Cerpen: Kumis Priaku
KUMIS
PRIAKU
Mentari semakin
merangkak naik. Burung-burung Gereja beradu terbang menuju peraduan. Kalong-kalong
mulai merajai senja, terbang rendah di antara pohon flamboyan di tepi trotoar. Lampu-lampu
jalan mulai menyala, menggati mentari yang perlahan lenyap. Pejalan kaki semakin
mempercepat langkahnya, seakan ingin segera sampai rumah untuk melepas lelah
dan bertemu keluarga.
Senja kali
ini, kulalui dengan kecemasan dan kekecewaan. Berkali-kali kulihat jam di
tangan, sudah satu jam aku berada di halte bus. Menunggu kedatangan ayah, sosok
yang sudah sembilan tahun meninggalkan aku dan ibu. Di Jeddah, ayah bersama
Pakde Sulaiman mengais rezeki di negeri para nabi.
“Jangan
menangis, anak ayah jadi jelek kalau menangis.” Kata ayah sambil jongkok lalu menyeka
air mataku yang menganak sungai. Agak berlebihan memang, tapi usiaku waktu itu masih
sepuluh tahun, tak masalah jika aku menangis sesenggukan. Selama sepuluh tahun itu
ayah dan ibu memperlakukanku dengan istimewa. Maklum tujuh tahun menungguku lahir
bukan waktu yang singkat.
“Doakan ayah
agar dimudahkan rezekinya, biar ayah segera pulang dan membawa banyak cokelat
buat Rosa.” Ayah masih merajukku. Ia tahu aku begitu menyukai cokelat. Di akhir
pekan ayah selalu memberiku cokelat sebagai hadiah aku tidak bolong mengaji. Jika
sudah mendapatkan cokelat, aku langsung berlari sekencangnya. Biasanya ayah
akan menghujaniku dengan ciumannya. Tidak masalah ayah menciumku, tapi aku
geli dengan kumisnya. Aku lebih memilih berlari mengamankan diri. Tapi ayah
sering menangkapku ketika aku tersudut. Jika seperti ini,
ibu hanya bisa tersenyum melihat dua malaikatnya.
Senja
semakin gelap. Sebuah bus terlihat mendekat. Aku bangkit dari tempat dudukku. Degup
jantungku semakin berdetak cepat. Adakah dalam bus itu orang yang aku tunggu? Semakin
dekat, bus itu semakin cepat. Mungkin tidak ada yang mau turun. Dan memang Tuhan
sesuai dengan prasangka hambanya. Aku kecewa, bus itu hanya melewatiku. Tak ada
yang mau turun dari bus itu. Aku kembali duduk di halte.

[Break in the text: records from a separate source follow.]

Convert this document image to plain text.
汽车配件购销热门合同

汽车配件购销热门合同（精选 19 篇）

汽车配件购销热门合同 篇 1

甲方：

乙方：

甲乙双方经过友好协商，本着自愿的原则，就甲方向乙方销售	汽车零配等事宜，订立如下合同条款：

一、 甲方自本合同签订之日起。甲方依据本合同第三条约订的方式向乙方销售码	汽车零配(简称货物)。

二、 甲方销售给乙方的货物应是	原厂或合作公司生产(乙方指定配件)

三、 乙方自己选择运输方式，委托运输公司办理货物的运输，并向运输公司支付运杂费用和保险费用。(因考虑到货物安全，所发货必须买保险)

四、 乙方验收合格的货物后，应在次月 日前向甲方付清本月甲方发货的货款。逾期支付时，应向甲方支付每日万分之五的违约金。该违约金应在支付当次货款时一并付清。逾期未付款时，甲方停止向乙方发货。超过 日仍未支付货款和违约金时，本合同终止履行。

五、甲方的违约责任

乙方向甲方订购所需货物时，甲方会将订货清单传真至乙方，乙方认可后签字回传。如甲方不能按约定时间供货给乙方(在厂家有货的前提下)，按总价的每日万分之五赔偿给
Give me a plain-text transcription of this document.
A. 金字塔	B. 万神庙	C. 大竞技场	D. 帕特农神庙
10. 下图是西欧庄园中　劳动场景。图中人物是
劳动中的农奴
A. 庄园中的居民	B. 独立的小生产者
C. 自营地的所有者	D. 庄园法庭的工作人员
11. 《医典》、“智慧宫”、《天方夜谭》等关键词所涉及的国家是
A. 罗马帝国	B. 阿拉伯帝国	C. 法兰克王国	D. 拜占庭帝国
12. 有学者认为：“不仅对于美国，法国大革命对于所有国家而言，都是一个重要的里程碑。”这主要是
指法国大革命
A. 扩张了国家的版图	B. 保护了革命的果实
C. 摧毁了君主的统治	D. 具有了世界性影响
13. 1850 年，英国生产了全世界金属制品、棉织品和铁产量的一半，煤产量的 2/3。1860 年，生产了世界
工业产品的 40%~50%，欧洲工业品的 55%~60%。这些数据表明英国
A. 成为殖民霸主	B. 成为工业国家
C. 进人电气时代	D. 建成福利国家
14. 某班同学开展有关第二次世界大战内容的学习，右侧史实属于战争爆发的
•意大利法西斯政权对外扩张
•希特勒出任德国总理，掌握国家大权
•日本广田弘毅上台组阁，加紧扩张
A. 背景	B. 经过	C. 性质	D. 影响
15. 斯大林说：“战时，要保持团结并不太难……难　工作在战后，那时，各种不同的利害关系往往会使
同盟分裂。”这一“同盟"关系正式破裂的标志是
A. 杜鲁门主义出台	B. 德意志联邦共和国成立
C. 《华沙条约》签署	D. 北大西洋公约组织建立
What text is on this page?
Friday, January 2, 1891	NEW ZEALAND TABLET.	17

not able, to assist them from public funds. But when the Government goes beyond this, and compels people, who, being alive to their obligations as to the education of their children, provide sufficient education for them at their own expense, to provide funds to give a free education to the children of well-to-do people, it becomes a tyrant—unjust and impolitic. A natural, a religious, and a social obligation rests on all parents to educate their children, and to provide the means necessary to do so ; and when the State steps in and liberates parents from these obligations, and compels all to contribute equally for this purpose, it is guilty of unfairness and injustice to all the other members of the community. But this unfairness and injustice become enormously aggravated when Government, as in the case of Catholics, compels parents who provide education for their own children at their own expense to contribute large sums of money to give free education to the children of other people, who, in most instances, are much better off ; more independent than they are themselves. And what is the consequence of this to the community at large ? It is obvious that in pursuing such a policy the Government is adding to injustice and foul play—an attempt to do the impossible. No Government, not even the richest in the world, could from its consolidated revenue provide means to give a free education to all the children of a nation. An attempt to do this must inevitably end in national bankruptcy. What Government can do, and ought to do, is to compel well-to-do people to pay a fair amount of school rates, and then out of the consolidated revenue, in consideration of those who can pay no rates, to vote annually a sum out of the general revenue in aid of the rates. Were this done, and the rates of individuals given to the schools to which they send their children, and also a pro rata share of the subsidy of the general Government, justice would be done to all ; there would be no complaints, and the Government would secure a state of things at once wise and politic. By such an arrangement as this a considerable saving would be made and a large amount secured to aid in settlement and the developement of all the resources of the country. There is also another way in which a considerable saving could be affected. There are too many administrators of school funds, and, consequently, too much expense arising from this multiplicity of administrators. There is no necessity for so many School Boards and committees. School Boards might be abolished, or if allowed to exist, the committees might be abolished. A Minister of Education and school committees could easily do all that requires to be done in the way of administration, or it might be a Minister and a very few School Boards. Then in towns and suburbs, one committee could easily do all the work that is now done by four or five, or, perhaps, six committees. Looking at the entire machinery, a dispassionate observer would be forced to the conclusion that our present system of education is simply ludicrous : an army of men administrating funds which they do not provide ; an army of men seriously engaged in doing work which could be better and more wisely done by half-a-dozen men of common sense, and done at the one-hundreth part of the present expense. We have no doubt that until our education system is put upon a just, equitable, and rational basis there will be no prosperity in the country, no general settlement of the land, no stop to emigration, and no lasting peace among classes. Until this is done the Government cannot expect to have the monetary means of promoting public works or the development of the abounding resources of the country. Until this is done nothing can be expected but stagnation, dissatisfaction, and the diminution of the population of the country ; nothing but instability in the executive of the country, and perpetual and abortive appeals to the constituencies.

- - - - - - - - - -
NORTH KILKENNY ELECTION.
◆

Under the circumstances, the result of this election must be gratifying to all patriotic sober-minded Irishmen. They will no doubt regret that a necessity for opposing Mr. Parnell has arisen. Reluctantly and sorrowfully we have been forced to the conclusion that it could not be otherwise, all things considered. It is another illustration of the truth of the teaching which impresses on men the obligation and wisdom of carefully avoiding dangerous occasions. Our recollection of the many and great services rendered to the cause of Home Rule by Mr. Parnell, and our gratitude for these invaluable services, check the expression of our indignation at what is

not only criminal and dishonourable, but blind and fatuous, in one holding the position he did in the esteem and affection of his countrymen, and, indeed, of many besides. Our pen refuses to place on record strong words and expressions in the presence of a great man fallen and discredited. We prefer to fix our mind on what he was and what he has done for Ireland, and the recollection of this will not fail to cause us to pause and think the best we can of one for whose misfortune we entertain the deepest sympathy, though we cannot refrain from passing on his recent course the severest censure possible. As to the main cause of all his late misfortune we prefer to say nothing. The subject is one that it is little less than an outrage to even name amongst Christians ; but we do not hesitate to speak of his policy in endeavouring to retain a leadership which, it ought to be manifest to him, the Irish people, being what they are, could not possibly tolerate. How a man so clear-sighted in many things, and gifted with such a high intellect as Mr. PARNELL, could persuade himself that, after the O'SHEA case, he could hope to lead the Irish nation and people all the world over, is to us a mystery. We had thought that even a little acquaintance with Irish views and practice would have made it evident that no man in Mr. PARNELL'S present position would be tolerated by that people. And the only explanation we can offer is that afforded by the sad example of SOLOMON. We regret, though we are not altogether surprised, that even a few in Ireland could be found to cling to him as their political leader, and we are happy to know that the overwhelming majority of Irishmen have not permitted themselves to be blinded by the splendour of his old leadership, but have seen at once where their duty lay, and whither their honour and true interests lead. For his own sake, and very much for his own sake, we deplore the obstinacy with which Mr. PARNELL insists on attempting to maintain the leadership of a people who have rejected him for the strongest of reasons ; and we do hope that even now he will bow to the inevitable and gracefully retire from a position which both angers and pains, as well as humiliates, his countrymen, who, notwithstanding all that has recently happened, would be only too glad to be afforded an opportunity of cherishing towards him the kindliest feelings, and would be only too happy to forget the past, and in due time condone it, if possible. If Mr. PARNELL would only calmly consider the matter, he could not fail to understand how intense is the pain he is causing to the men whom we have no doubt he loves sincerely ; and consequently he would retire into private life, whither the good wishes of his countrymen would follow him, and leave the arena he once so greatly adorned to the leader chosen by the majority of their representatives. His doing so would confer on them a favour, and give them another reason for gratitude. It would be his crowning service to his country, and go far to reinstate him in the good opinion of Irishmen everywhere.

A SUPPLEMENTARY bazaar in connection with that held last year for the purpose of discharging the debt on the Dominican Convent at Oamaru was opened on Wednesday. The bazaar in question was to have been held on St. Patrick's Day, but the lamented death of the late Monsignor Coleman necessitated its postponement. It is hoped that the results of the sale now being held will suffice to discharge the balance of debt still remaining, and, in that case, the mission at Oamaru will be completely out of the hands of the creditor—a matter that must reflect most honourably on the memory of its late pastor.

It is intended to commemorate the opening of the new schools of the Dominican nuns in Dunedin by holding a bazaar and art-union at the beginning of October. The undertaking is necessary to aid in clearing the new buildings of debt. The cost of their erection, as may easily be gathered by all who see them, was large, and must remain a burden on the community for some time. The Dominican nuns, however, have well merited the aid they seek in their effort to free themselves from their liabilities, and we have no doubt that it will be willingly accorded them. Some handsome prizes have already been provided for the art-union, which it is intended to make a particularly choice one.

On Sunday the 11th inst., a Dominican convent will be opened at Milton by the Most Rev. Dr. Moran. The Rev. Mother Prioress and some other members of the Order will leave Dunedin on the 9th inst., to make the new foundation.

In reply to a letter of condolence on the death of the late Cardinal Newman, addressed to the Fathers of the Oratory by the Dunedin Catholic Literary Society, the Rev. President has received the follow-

Tidak terasa, di
sekelilingku hanya ada angin senja. Tak ada yang lain.
“Janji ya,
Yah?” tanyaku, berusaha meyakainkan bahwa semua akan baik-baik saja. Mendengar
cokelat membuat tangisku berhenti. Pikiranku tak akan mendapat cokelat lagi dan
ciuman menggelikan di akhir pekan.
“Ayah
janji. Tapi Rosa juga harus janji, tidak boleh menangis dan tidak boleh membuat
ibu menangis.” Kata ayah. Aku hanya mengangguk. Kulirik ibu yang sedari tadi
duduk di halte bus. Tidak ada kata yang keluar dari bibirnya. Ibu hanya
tersenyum, tapi aku tahu itu senyum yang dipaksakan. Tak lama, sebuah bus
datang dan membawa orang yang aku cintai pergi.
Waktu
terus berjalan, hingga membawaku ke sebuah perguruan tinggi. Dan di situlah aku
bertemu pria dengan kumis mirip ayah. Pria itu bertubuh tinggi, rambutnya ikal
nan gondrong, jins sobek, dan kaus oblong dan jaket jins. Darinya, tidak ada yang
spesial selain kumis mirip dengan ayah. Sejak itu aku dibuat gila olehnya.
“Rosa,
bukankah kau telah berjanji tidak akan membuat ibu menangis?” kata ibu saat
pria berkumis itu mengantarku pulang. Memang ibu tak banyak bicara, namun aku
sudah tahu ke mana arah bicaranya. Pria berkumis itu bisa membaca raut wajah
ibu. Suatu hari dia datang menjemputku. Tanpa kumis, tanpa rambut gondrong, celana
kain, dan kemeja merah marun. Sayang, raut wajah ibu tak berubah.
Dua kali
aku kehilangan pria berkumis.
Ah, sudah
delapan tahun ayah pergi. Tentunya aku begitu merindukannya. Namun rasa
penasaran mengusikku. Siapa pria berkumis itu?
Deg!
Tiba-tiba
aku tersadar dari lamunanku. Bagaimana jika Ayah tidak datang? Bagaimana jika
ayah tidak pulang? Bagaimana jika terjadi sesuatu dengan ayah? Bagaimana jika
ayah menikah lagi dan punya anak? Bagaimana jika ayah lupa denganku? Mataku
mulai kabur dan mengembun. Rasanya panas. Segera aku beristighfar. Tuhan sesuai
dengan prasangka hambanya.
Dari jauh
lampu bus menyoroti jalan yang mulai basah dengan hujan. Aku segera bangkit.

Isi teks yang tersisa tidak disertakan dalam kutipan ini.